I have a csv
file with multiple columns containing numeric values. However, some rows are missing a value in one or more columns. The missing value is denoted by 'x'.
How would I replace all the missing values ('x') with the average of all values in their column using Pandas?
df= pd.read_csv('file.csv')
CodePudding user response:
avg = df[column].mean()
df[column] = df[column].apply(lambda v: avg if v=="x" else v)
CodePudding user response:
The first thing to recognize is the columns that have 'x' in them are not integers. They are objects.
df = pd.read_csv('file.csv')
df
Col1 Col2
0 1 22
1 2 44
2 3 x
3 4 88
4 5 110
5 6 132
6 7 x
7 8 176
8 9 198
9 10 x
df.dtypes
Col1 int64
Col2 object
dtype: object
In order to get the mean of Col2, it needs to be converted to a numeric value.
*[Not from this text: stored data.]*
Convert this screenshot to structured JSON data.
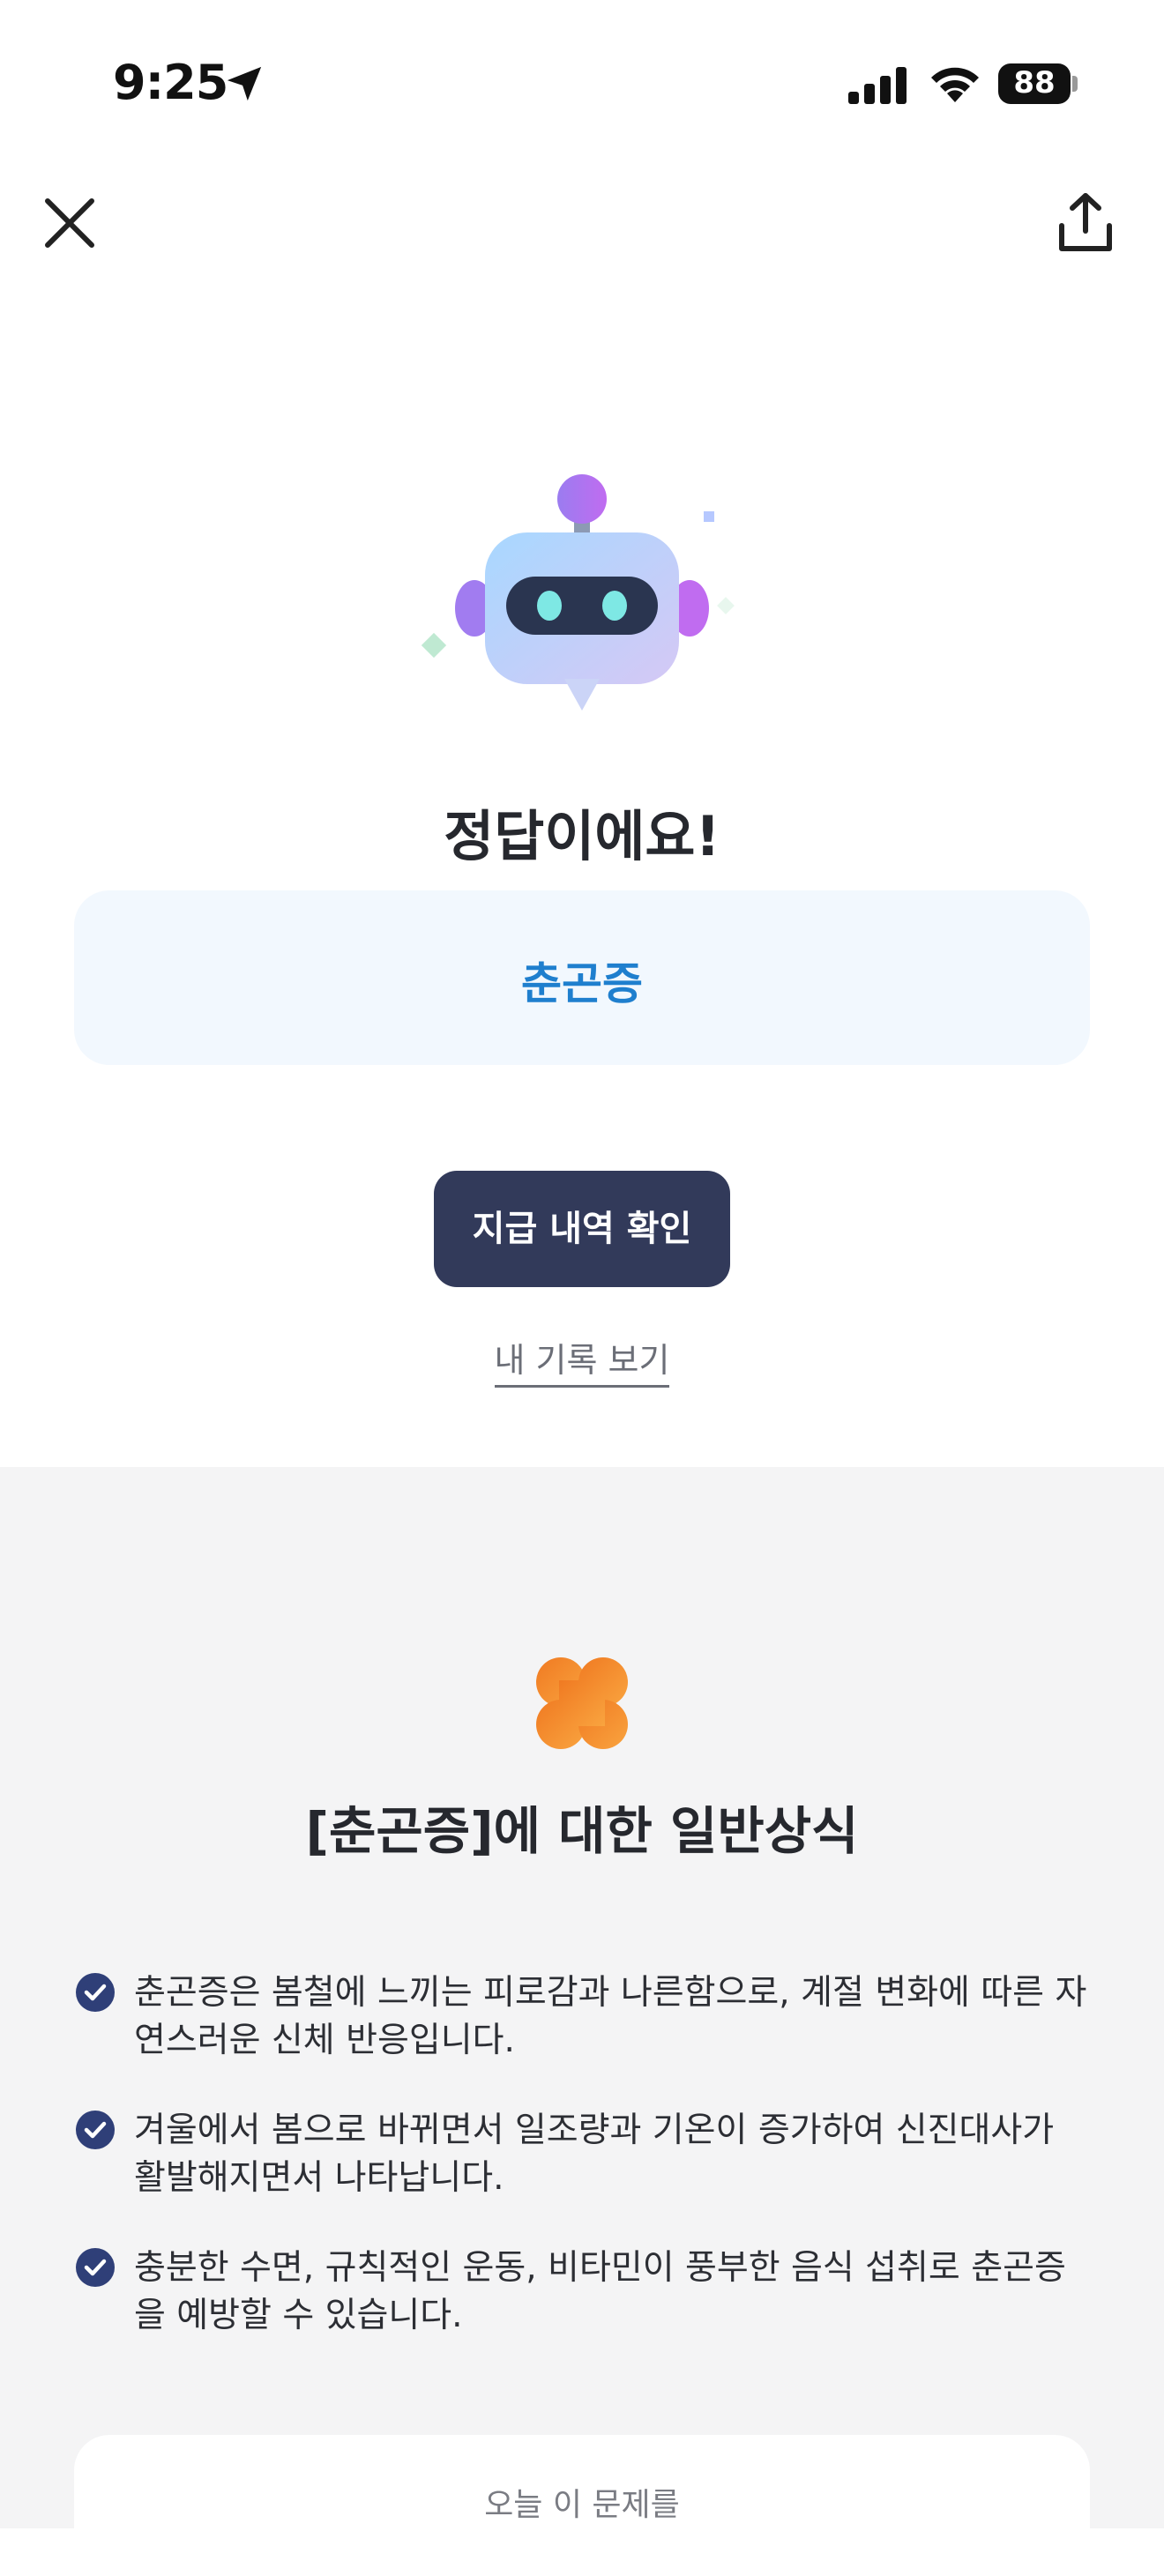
{
  "status_bar": {
    "time": "9:25",
    "battery": "88",
    "icons": [
      "location-arrow-icon",
      "cellular-signal-icon",
      "wifi-icon",
      "battery-icon"
    ]
  },
  "nav": {
    "close_icon": "close-icon",
    "share_icon": "share-icon"
  },
  "result": {
    "title": "정답이에요!",
    "answer": "춘곤증"
  },
  "actions": {
    "primary_button": "지급 내역 확인",
    "record_link": "내 기록 보기"
  },
  "info": {
    "title": "[춘곤증]에 대한 일반상식",
    "facts": [
      "춘곤증은 봄철에 느끼는 피로감과 나른함으로, 계절 변화에 따른 자연스러운 신체 반응입니다.",
      "겨울에서 봄으로 바뀌면서 일조량과 기온이 증가하여 신진대사가 활발해지면서 나타납니다.",
      "충분한 수면, 규칙적인 운동, 비타민이 풍부한 음식 섭취로 춘곤증을 예방할 수 있습니다."
    ],
    "bottom_card_text": "오늘 이 문제를"
  },
  "colors": {
    "answer_box_bg": "#f2f8fe",
    "answer_text": "#1f7fce",
    "primary_button_bg": "#323a5a",
    "info_section_bg": "#f4f4f5",
    "check_icon": "#2f3f78",
    "clover": "#f5872e"
  }
}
df['Col2'] = pd.to_numeric(df['Col2'], errors='coerce').astype('Int64')
df.dtypes
Col1 int64
Col2 Int64
dtype: object
The df now looks like so:
df
Col1 Col2
0 1 22
1 2 44
2 3 <NA>
3 4 88
4 5 110
5 6 132
6 7 <NA>
7 8 176
8 9 198
9 10 <NA>
Now we can use fillna() with df['Col2'].mean():
df['Col2'] = df['Col2'].fillna(df['Col2'].mean())
df
Col1 Col2
0 1 22
1 2 44
2 3 110
3 4 88
4 5 110
5 6 132
6 7 110
7 8 176
8 9 198
9 10 110
CodePudding user response:
You're going to run into problems taking the mean of columns that have non-numeric values such as 'x'. You'll have to fix that first, such as with df = df.replace('x',np.nan)
(this works only if x
is the only non-numeric value) and then you can dodf = df.fillna(df.mean())
. If you start out with integers, the columns with x
in them will be converted to float (even the rows that weren't replaced), so if you don't want that, you'll have to do more work.